Interpret a SqueezeL string
SqueezeL is a golfing language I'm developing. Its main distinguishing feature is its 40 character code page, which led me to create a semi-complicated encoding method for string literals, which I think could be an interesting code golf challenge.
Input
Any string consisting only of spaces, quotes, parentheses, digits and lowercase letters.
Output
The string represented by the input. Here are the tokens that can appear in a string:
- A space, digit, or lowercase letter, which represents itself.
- A doubled parenthesis, which represents a single parenthesis. That is,
((represents(and))represents). )", which represents".- A right parenthesis followed by a lowercase letter, which represents the uppercase version of that letter.

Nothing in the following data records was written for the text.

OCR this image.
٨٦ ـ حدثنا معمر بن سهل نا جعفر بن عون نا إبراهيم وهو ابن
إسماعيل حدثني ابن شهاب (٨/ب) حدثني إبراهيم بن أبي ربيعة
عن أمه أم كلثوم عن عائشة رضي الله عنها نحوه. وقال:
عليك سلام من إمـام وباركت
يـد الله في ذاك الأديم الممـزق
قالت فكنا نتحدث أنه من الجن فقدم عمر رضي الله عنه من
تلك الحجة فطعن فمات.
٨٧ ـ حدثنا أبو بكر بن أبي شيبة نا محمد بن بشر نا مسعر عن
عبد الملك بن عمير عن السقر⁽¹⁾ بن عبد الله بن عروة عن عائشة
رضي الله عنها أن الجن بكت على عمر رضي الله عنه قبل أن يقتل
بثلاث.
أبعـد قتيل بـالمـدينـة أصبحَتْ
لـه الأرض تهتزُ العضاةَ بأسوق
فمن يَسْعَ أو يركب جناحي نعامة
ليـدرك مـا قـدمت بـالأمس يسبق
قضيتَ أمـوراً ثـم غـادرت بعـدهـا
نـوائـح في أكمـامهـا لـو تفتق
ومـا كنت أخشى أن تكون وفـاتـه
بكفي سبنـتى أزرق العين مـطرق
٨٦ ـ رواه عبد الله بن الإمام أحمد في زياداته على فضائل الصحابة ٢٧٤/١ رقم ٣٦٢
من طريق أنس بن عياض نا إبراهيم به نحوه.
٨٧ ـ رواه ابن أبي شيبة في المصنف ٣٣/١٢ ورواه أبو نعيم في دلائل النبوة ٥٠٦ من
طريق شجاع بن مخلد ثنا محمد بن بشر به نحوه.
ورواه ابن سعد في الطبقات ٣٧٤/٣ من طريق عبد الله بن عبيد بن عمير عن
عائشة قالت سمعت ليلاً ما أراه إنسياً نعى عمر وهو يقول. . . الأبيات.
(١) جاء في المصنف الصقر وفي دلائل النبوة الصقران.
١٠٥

- A "short base-36 code", which consists of a right parenthesis, followed by a digit, followed by an alphanumeric character. This can represent any character code point in [0, 359], in base 36. For example, a comma has the codepoint 44, which is 18 is base 36, so
)18represents a comma. - A "long base-36 code": a left parenthesis followed by four alphanumeric characters. Works the same way as a short base-36 code, but can represent any Unicode character.
You may assume the input won't contain any invalid tokens, such as (), (", or ) .
Examples
foobar123 -> foobar123
)capital -> Capital
((parentheses)) -> (parentheses)
)"quotes)" -> "quotes"
)who)18 me)1r -> Who, me?
)9z -> ŧ
(2r5s -> 😀
// more cases suggested by Arnauld
)9zzz -> ŧzz
(2r5uuu -> 😂uu
This is code-golf, so fewest bytes wins.
5 Answers 5
JavaScript (ES9), 105 bytes
s=>s.replace(/[()]((?<=\()\w{4}|\d?.)/g,(_,s)=>s[1]?String.fromCodePoint(parseInt(s,36)):s.toUpperCase())
Method
Regular expression:
[()] // a parenthesis followed by either:
( //
(?<=\()\w{4} // if it's an opening parenthesis: 4 alphanumeric characters
// matches: (xxxx
| // or
\d?. // an optional digit followed by any character
) // matches: ((, )), )a, )", and )xx
where the a in )a is a lower case letter and xx / xxxx are base-36 strings.
NB: Nothing else will be match provided that the input string does not contain invalid tokens, as specified in the challenge.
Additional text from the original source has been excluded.